La Médersa d'El-Eubbad, terminée en 747 (1.347 de J.-C.), est, comme la
Mosquée, un hommage à la mémoire de SidiBoumédine. Portail en arc
outrepassé inscrit dans deux rectangles de mosaïque et de losanges
festonnés. Un auvent protège le porche. Cour à galeries: celles de droite
et de gauche sont flanquées chacune de six chambres d'étudiants; quatre
autres chambres à l'est. Ces cellules ont 2m85 sur 2m.
Un premier étage répète cette disposition. La salle de prières, qui
servait également pour le cours des professeurs, était couverte d'une
coupole en bois, restaurée à l'époque turque. L'ornementation, dont il ne
reste que quelques fragments, s'apparentait à celle de la mosquée voisine.
Mosquée de Sidi-Lhaloui
Un cadi andalou quitte soudain sa ville natale. Est-il écœuré de l'argutie
juridique ? Veut-il échapper à la mollesse sévillane ? Fuit-il le
désenchantement d'un grand amour brisé ? Peu importe. Le voici à Tlemcen.
Son mysticisme cocasse séduit la plèbe. En ratiocinant sur l'éternel, pour
vivre, il vend des gâteaux. A ce commerce, il gagne un surnom: El-Haloui.
Hélas! que ne reste-t-il dans le beignet frit à l'huile!
Mais l'ambition est le démon des saints. Elle l'attire à la cour.
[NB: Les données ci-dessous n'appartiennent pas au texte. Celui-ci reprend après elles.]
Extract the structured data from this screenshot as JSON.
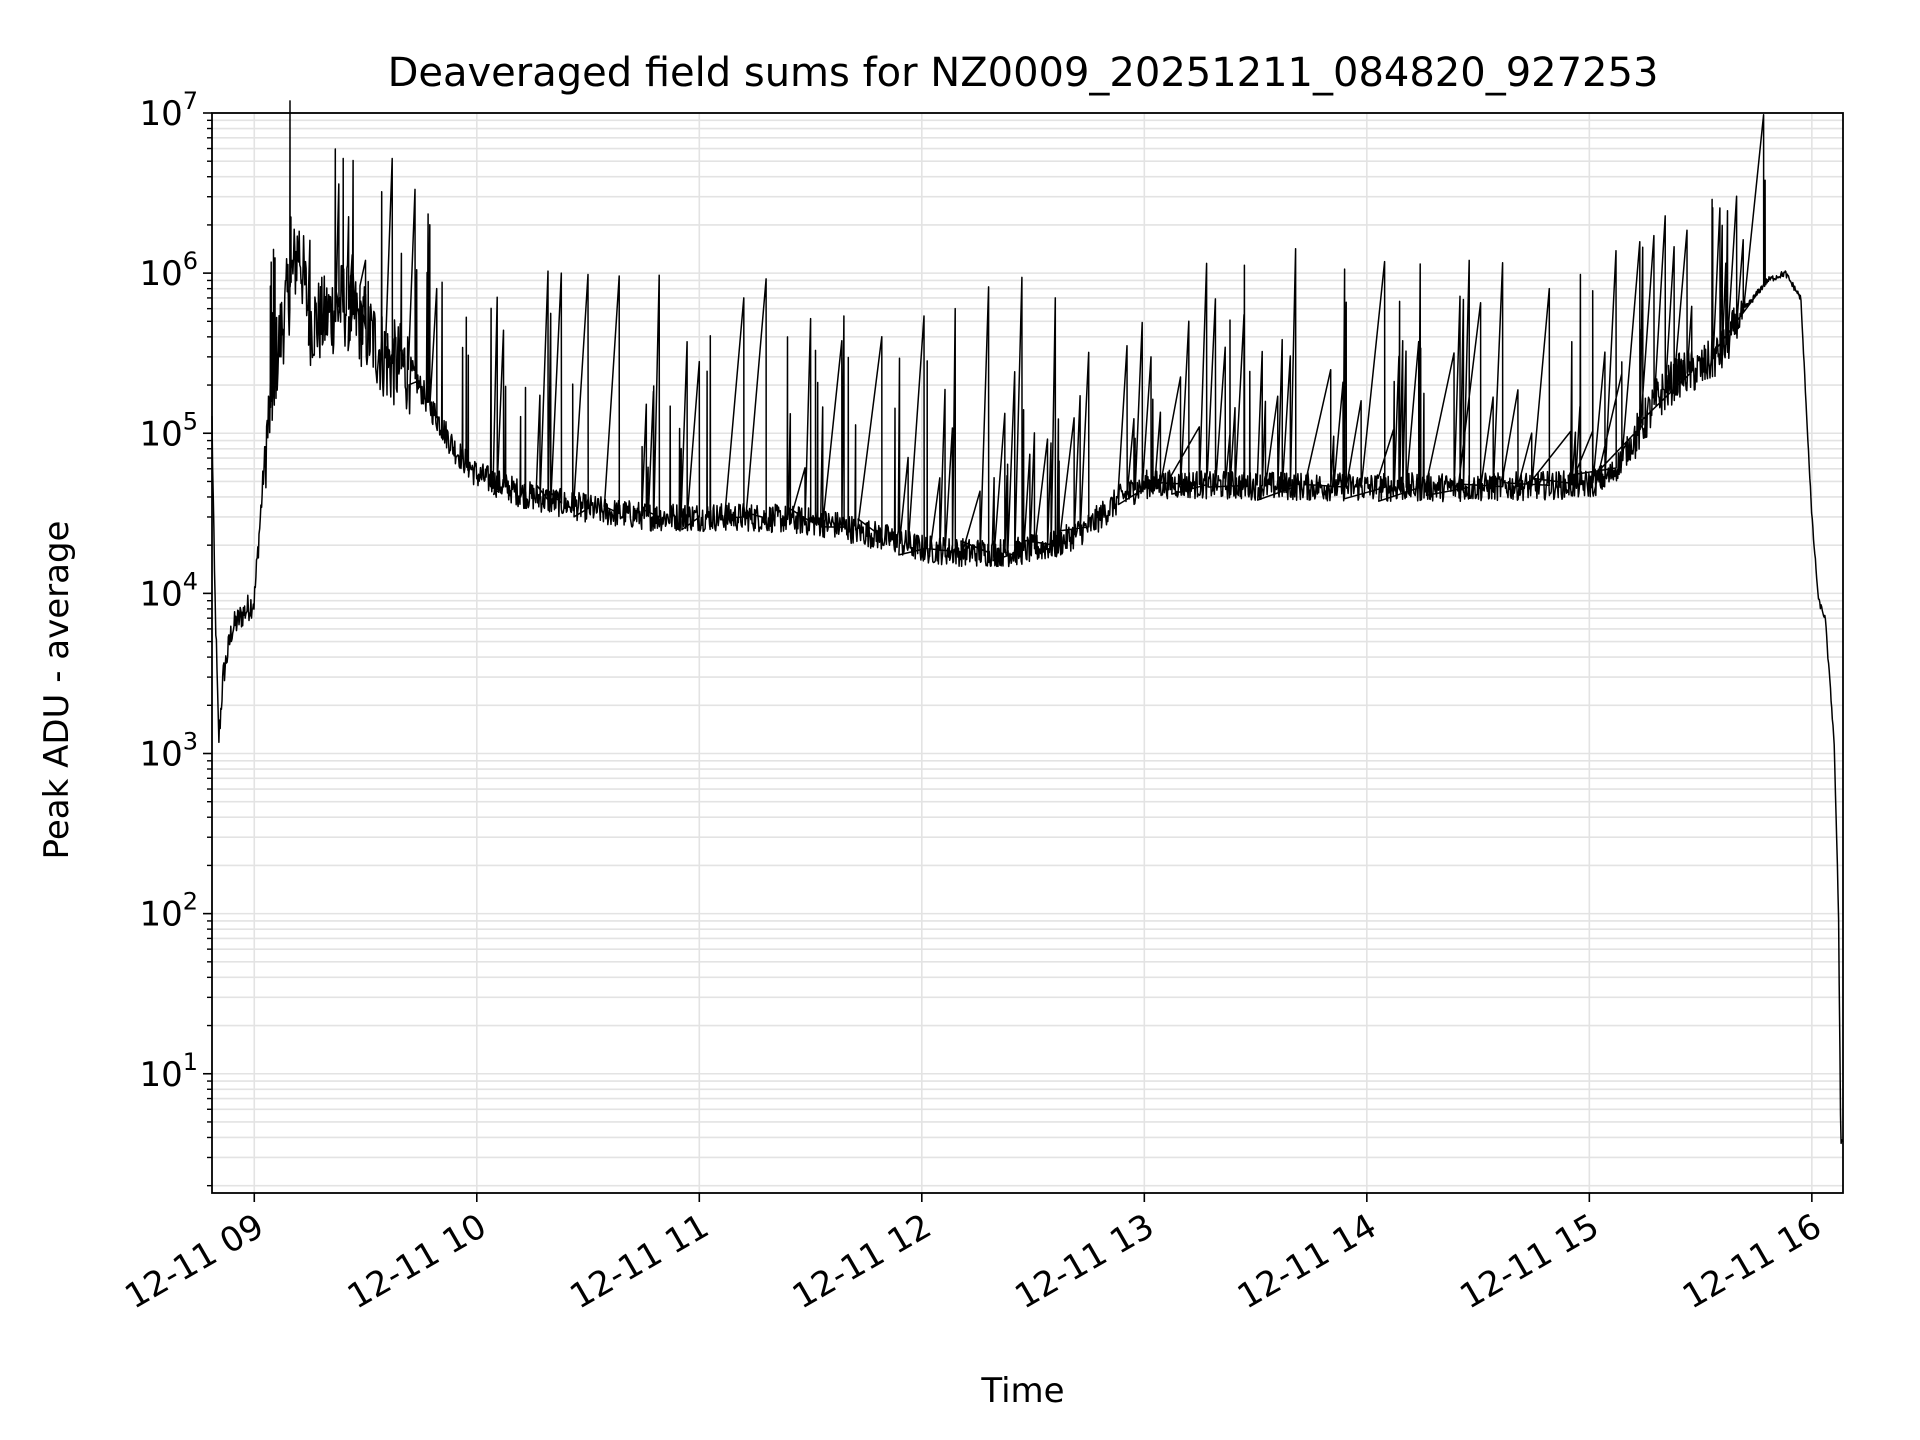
{
  "chart_data": {
    "type": "line",
    "title": "Deaveraged field sums for NZ0009_20251211_084820_927253",
    "xlabel": "Time",
    "ylabel": "Peak ADU - average",
    "yscale": "log",
    "xlim_hours": [
      8.81,
      16.14
    ],
    "ylim": [
      1.8,
      10000000
    ],
    "grid": true,
    "x_ticks": [
      {
        "hour": 9,
        "label": "12-11 09"
      },
      {
        "hour": 10,
        "label": "12-11 10"
      },
      {
        "hour": 11,
        "label": "12-11 11"
      },
      {
        "hour": 12,
        "label": "12-11 12"
      },
      {
        "hour": 13,
        "label": "12-11 13"
      },
      {
        "hour": 14,
        "label": "12-11 14"
      },
      {
        "hour": 15,
        "label": "12-11 15"
      },
      {
        "hour": 16,
        "label": "12-11 16"
      }
    ],
    "y_ticks": [
      {
        "value": 10,
        "base": "10",
        "exp": "1"
      },
      {
        "value": 100,
        "base": "10",
        "exp": "2"
      },
      {
        "value": 1000,
        "base": "10",
        "exp": "3"
      },
      {
        "value": 10000,
        "base": "10",
        "exp": "4"
      },
      {
        "value": 100000,
        "base": "10",
        "exp": "5"
      },
      {
        "value": 1000000,
        "base": "10",
        "exp": "6"
      },
      {
        "value": 10000000,
        "base": "10",
        "exp": "7"
      }
    ],
    "series": [
      {
        "name": "Peak ADU - average",
        "color": "#000000",
        "baseline": [
          [
            8.81,
            120000
          ],
          [
            8.82,
            15000
          ],
          [
            8.84,
            1200
          ],
          [
            8.86,
            3000
          ],
          [
            8.9,
            6000
          ],
          [
            8.95,
            7500
          ],
          [
            9.0,
            9000
          ],
          [
            9.05,
            80000
          ],
          [
            9.1,
            300000
          ],
          [
            9.15,
            700000
          ],
          [
            9.2,
            1500000
          ],
          [
            9.25,
            500000
          ],
          [
            9.3,
            500000
          ],
          [
            9.4,
            650000
          ],
          [
            9.5,
            450000
          ],
          [
            9.6,
            280000
          ],
          [
            9.7,
            250000
          ],
          [
            9.8,
            140000
          ],
          [
            9.9,
            80000
          ],
          [
            10.0,
            55000
          ],
          [
            10.2,
            42000
          ],
          [
            10.4,
            36000
          ],
          [
            10.6,
            32000
          ],
          [
            10.8,
            30000
          ],
          [
            11.0,
            30000
          ],
          [
            11.2,
            30000
          ],
          [
            11.4,
            29000
          ],
          [
            11.6,
            27000
          ],
          [
            11.8,
            23000
          ],
          [
            12.0,
            19000
          ],
          [
            12.2,
            18000
          ],
          [
            12.4,
            18000
          ],
          [
            12.6,
            20000
          ],
          [
            12.75,
            26000
          ],
          [
            12.9,
            40000
          ],
          [
            13.0,
            48000
          ],
          [
            13.2,
            48000
          ],
          [
            13.5,
            47000
          ],
          [
            14.0,
            46000
          ],
          [
            14.5,
            46000
          ],
          [
            15.0,
            48000
          ],
          [
            15.1,
            55000
          ],
          [
            15.2,
            90000
          ],
          [
            15.3,
            160000
          ],
          [
            15.4,
            230000
          ],
          [
            15.5,
            250000
          ],
          [
            15.6,
            330000
          ],
          [
            15.7,
            600000
          ],
          [
            15.8,
            900000
          ],
          [
            15.88,
            1000000
          ],
          [
            15.95,
            700000
          ],
          [
            16.0,
            30000
          ],
          [
            16.03,
            9000
          ],
          [
            16.06,
            7000
          ],
          [
            16.1,
            1200
          ],
          [
            16.12,
            100
          ],
          [
            16.13,
            3.8
          ],
          [
            16.14,
            3.8
          ]
        ],
        "spikes": [
          [
            9.09,
            150000
          ],
          [
            9.25,
            1600000
          ],
          [
            9.38,
            3600000
          ],
          [
            9.44,
            1300000
          ],
          [
            9.5,
            1200000
          ],
          [
            9.62,
            5200000
          ],
          [
            9.73,
            1050000
          ],
          [
            9.82,
            800000
          ],
          [
            10.12,
            440000
          ],
          [
            10.32,
            1030000
          ],
          [
            10.38,
            1000000
          ],
          [
            10.5,
            980000
          ],
          [
            10.64,
            960000
          ],
          [
            10.82,
            970000
          ],
          [
            11.0,
            280000
          ],
          [
            11.2,
            700000
          ],
          [
            11.3,
            920000
          ],
          [
            11.5,
            520000
          ],
          [
            11.65,
            540000
          ],
          [
            11.82,
            400000
          ],
          [
            12.01,
            540000
          ],
          [
            12.15,
            600000
          ],
          [
            12.3,
            820000
          ],
          [
            12.45,
            940000
          ],
          [
            12.6,
            700000
          ],
          [
            12.75,
            320000
          ],
          [
            13.03,
            300000
          ],
          [
            13.2,
            500000
          ],
          [
            13.28,
            1150000
          ],
          [
            13.45,
            1120000
          ],
          [
            13.68,
            1420000
          ],
          [
            13.9,
            1060000
          ],
          [
            14.08,
            1180000
          ],
          [
            14.24,
            1140000
          ],
          [
            14.46,
            1200000
          ],
          [
            14.61,
            1160000
          ],
          [
            14.82,
            800000
          ],
          [
            14.96,
            980000
          ],
          [
            15.12,
            1380000
          ],
          [
            15.24,
            1450000
          ],
          [
            15.46,
            620000
          ],
          [
            15.79,
            3800000
          ]
        ]
      }
    ]
  }
}
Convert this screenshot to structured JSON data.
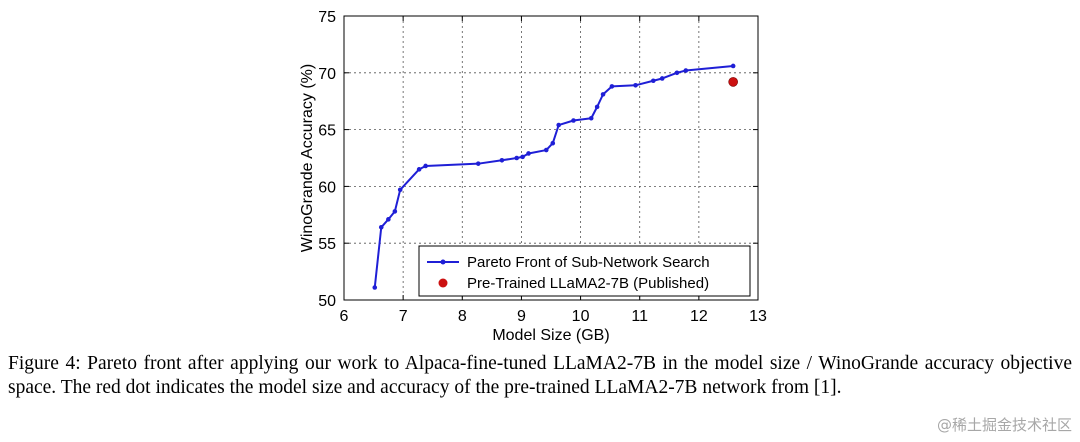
{
  "chart_data": {
    "type": "line",
    "title": "",
    "xlabel": "Model Size (GB)",
    "ylabel": "WinoGrande Accuracy (%)",
    "xlim": [
      6,
      13
    ],
    "ylim": [
      50,
      75
    ],
    "xticks": [
      6,
      7,
      8,
      9,
      10,
      11,
      12,
      13
    ],
    "yticks": [
      50,
      55,
      60,
      65,
      70,
      75
    ],
    "grid": true,
    "legend_position": "bottom-right",
    "series": [
      {
        "name": "Pareto Front of Sub-Network Search",
        "color": "#1f1fd6",
        "x": [
          6.52,
          6.63,
          6.75,
          6.86,
          6.95,
          7.27,
          7.38,
          8.27,
          8.67,
          8.92,
          9.02,
          9.12,
          9.42,
          9.53,
          9.63,
          9.88,
          10.18,
          10.28,
          10.38,
          10.53,
          10.93,
          11.23,
          11.38,
          11.63,
          11.78,
          12.58
        ],
        "y": [
          51.1,
          56.4,
          57.1,
          57.8,
          59.7,
          61.5,
          61.8,
          62.0,
          62.3,
          62.5,
          62.6,
          62.9,
          63.2,
          63.8,
          65.4,
          65.8,
          66.0,
          67.0,
          68.1,
          68.8,
          68.9,
          69.3,
          69.5,
          70.0,
          70.2,
          70.6
        ]
      },
      {
        "name": "Pre-Trained LLaMA2-7B (Published)",
        "color": "#cc1111",
        "x": [
          12.58
        ],
        "y": [
          69.2
        ]
      }
    ]
  },
  "caption": "Figure 4: Pareto front after applying our work to Alpaca-fine-tuned LLaMA2-7B in the model size / WinoGrande accuracy objective space. The red dot indicates the model size and accuracy of the pre-trained LLaMA2-7B network from [1].",
  "watermark": "@稀土掘金技术社区"
}
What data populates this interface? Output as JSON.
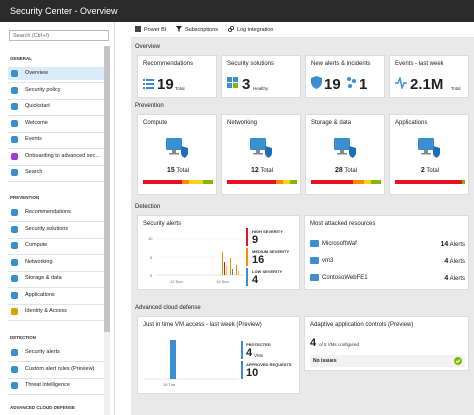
{
  "app_title": "Security Center - Overview",
  "search_placeholder": "Search (Ctrl+/)",
  "sidebar": {
    "general_header": "GENERAL",
    "prevention_header": "PREVENTION",
    "detection_header": "DETECTION",
    "advanced_header": "ADVANCED CLOUD DEFENSE",
    "general": [
      {
        "label": "Overview",
        "icon": "overview-icon",
        "color": "#3a8fd1"
      },
      {
        "label": "Security policy",
        "icon": "policy-icon",
        "color": "#3a8fd1"
      },
      {
        "label": "Quickstart",
        "icon": "quickstart-icon",
        "color": "#3a8fd1"
      },
      {
        "label": "Welcome",
        "icon": "welcome-icon",
        "color": "#3a8fd1"
      },
      {
        "label": "Events",
        "icon": "events-icon",
        "color": "#3a8fd1"
      },
      {
        "label": "Onboarding to advanced sec...",
        "icon": "rocket-icon",
        "color": "#a03ad1"
      },
      {
        "label": "Search",
        "icon": "search-icon",
        "color": "#3a8fd1"
      }
    ],
    "prevention": [
      {
        "label": "Recommendations",
        "icon": "recommendations-icon",
        "color": "#3a8fd1"
      },
      {
        "label": "Security solutions",
        "icon": "solutions-icon",
        "color": "#3a8fd1"
      },
      {
        "label": "Compute",
        "icon": "compute-icon",
        "color": "#3a8fd1"
      },
      {
        "label": "Networking",
        "icon": "networking-icon",
        "color": "#3a8fd1"
      },
      {
        "label": "Storage & data",
        "icon": "storage-icon",
        "color": "#3a8fd1"
      },
      {
        "label": "Applications",
        "icon": "applications-icon",
        "color": "#3a8fd1"
      },
      {
        "label": "Identity & Access",
        "icon": "identity-icon",
        "color": "#d8a300"
      }
    ],
    "detection": [
      {
        "label": "Security alerts",
        "icon": "alerts-icon",
        "color": "#3a8fd1"
      },
      {
        "label": "Custom alert rules (Preview)",
        "icon": "custom-rules-icon",
        "color": "#3a8fd1"
      },
      {
        "label": "Threat intelligence",
        "icon": "threat-icon",
        "color": "#3a8fd1"
      }
    ]
  },
  "toolbar": {
    "power_bi": "Power BI",
    "subscriptions": "Subscriptions",
    "log_integration": "Log integration"
  },
  "sections": {
    "overview": "Overview",
    "prevention": "Prevention",
    "detection": "Detection",
    "advanced": "Advanced cloud defense"
  },
  "overview_tiles": {
    "recommendations": {
      "title": "Recommendations",
      "value": "19",
      "unit": "Total"
    },
    "solutions": {
      "title": "Security solutions",
      "value": "3",
      "unit": "Healthy"
    },
    "alerts": {
      "title": "New alerts & incidents",
      "value1": "19",
      "value2": "1"
    },
    "events": {
      "title": "Events - last week",
      "value": "2.1M",
      "unit": "Total"
    }
  },
  "prevention_tiles": [
    {
      "title": "Compute",
      "value": "15",
      "unit": "Total"
    },
    {
      "title": "Networking",
      "value": "12",
      "unit": "Total"
    },
    {
      "title": "Storage & data",
      "value": "28",
      "unit": "Total"
    },
    {
      "title": "Applications",
      "value": "2",
      "unit": "Total"
    }
  ],
  "security_alerts": {
    "title": "Security alerts",
    "y_ticks": [
      "10",
      "5",
      "0"
    ],
    "x_ticks": [
      "12 Sun",
      "19 Sun"
    ],
    "high_label": "HIGH SEVERITY",
    "high_value": "9",
    "medium_label": "MEDIUM SEVERITY",
    "medium_value": "16",
    "low_label": "LOW SEVERITY",
    "low_value": "4"
  },
  "attacked": {
    "title": "Most attacked resources",
    "items": [
      {
        "name": "MicrosoftWaf",
        "count": "14",
        "unit": "Alerts"
      },
      {
        "name": "vm3",
        "count": "4",
        "unit": "Alerts"
      },
      {
        "name": "ContosoWebFE1",
        "count": "4",
        "unit": "Alerts"
      }
    ]
  },
  "jit": {
    "title": "Just in time VM access - last week (Preview)",
    "x_tick": "19 Tue",
    "protected_label": "PROTECTED",
    "protected_value": "4",
    "protected_unit": "VMs",
    "approved_label": "APPROVED REQUESTS",
    "approved_value": "10"
  },
  "aac": {
    "title": "Adaptive application controls (Preview)",
    "count": "4",
    "of_text": "of 5 VMs configured",
    "status": "No issues"
  },
  "colors": {
    "accent": "#0072c6",
    "red": "#e81123",
    "orange": "#ff8c00",
    "yellow": "#fcd116",
    "green": "#7fba00",
    "blue": "#3a8fd1"
  }
}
Il y perd
sa tête, non par métaphore, mais sur le billot. Au delà des remparts, on
jette aux chiens son cadavre. Miracle ! quand à la chute du jour, le veilleur
de nuit clame qu'il va fermer la porte Bab-Ali, il entend la voix du pauvre
Sidi Lhaloui « Gardien, gardien, ferme ta porte! Il n'y a plus personne
dehors, personne, sauf Sidi-Lhaloui, Sidi Lhaloui l'opprimé l »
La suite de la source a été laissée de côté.